Aggregating information from multiple timeseries My ultimate aim is to obtain a model and data for a single univariate time series for the unobservable true price of an item (with minimum error).
Instead of directly observing this true price, I can observe data with the interpretation of this true price by different entities, each of these making up a timeseries.
The data from these entities at a single point in time do not match (although they all will attempt to follow this true price).  Some of these entities give data that is more faithful to the true price, while other entities whose data may contain larger error terms tend to lag behind on the true price (sometimes more, sometimes less).
My problem is to determine how to proceed and what techniques to use.
I was considering to use some sort of multivariate or vector timeseries, introducing a suitable lag operation for the entities that lag behind in time.
As another option, I could build several models for the individual time series and attempt to reconcile the different credible intervals of the true value.

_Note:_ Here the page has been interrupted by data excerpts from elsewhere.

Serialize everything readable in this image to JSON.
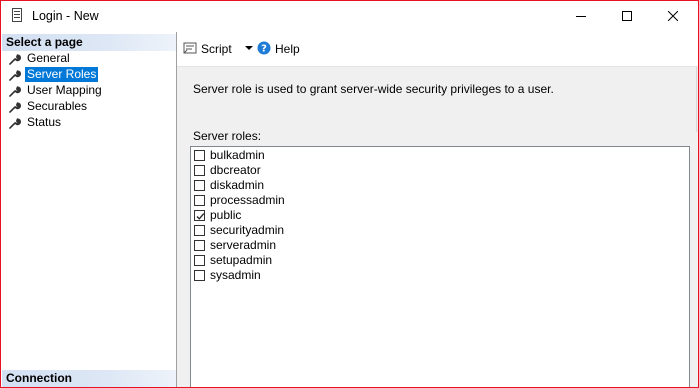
{
  "window": {
    "title": "Login - New",
    "accent_border": "#e81123"
  },
  "left_pane": {
    "select_header": "Select a page",
    "connection_header": "Connection",
    "items": [
      {
        "label": "General",
        "icon": "wrench-icon",
        "active": false
      },
      {
        "label": "Server Roles",
        "icon": "wrench-icon",
        "active": true
      },
      {
        "label": "User Mapping",
        "icon": "wrench-icon",
        "active": false
      },
      {
        "label": "Securables",
        "icon": "wrench-icon",
        "active": false
      },
      {
        "label": "Status",
        "icon": "wrench-icon",
        "active": false
      }
    ]
  },
  "toolbar": {
    "script_label": "Script",
    "help_label": "Help"
  },
  "main": {
    "description": "Server role is used to grant server-wide security privileges to a user.",
    "roles_label": "Server roles:",
    "roles": [
      {
        "name": "bulkadmin",
        "checked": false
      },
      {
        "name": "dbcreator",
        "checked": false
      },
      {
        "name": "diskadmin",
        "checked": false
      },
      {
        "name": "processadmin",
        "checked": false
      },
      {
        "name": "public",
        "checked": true
      },
      {
        "name": "securityadmin",
        "checked": false
      },
      {
        "name": "serveradmin",
        "checked": false
      },
      {
        "name": "setupadmin",
        "checked": false
      },
      {
        "name": "sysadmin",
        "checked": false
      }
    ]
  },
  "colors": {
    "selection": "#0078d7",
    "header_gradient": "#d3e0f2",
    "pane_background": "#f0f0f0",
    "help_icon": "#1e7bd6"
  }
}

I have not worked with time series before so pointers to the right reading material and outlines of how to work are both useful and highly appreciated,
thanks
 A: A colleague working in Economic History and I addressed precisely this problem, except we did not have time alignment problems (we did have a missing data problem, instead). We wrote a paper that you might want to peruse in case something seems applicable to your problem:
Castroviejo, P. and Tusell, F. (2007)  Using redundant and incomplete time 
          series for the estimation of cost of living indices, Review of Income 
          and Wealth, vol. 53, p. 673-691. 
Essentially, we considered the true unobserved price as an element of the state vector in a suitable state-space model.
A: This is not an issue that is typically addressed in time series analysis.  I do not think there is any literature to point to that would address your problem. 
I think you have a fundamental difficulty in that it is not possible to minimize error when you have no true values to compare your predictions to.  How can you figure out the proper lag for a series without the actual data?  You can certainly fit individual time series to each of entities.  But the best way to combine these series to predict the true price is not determinable.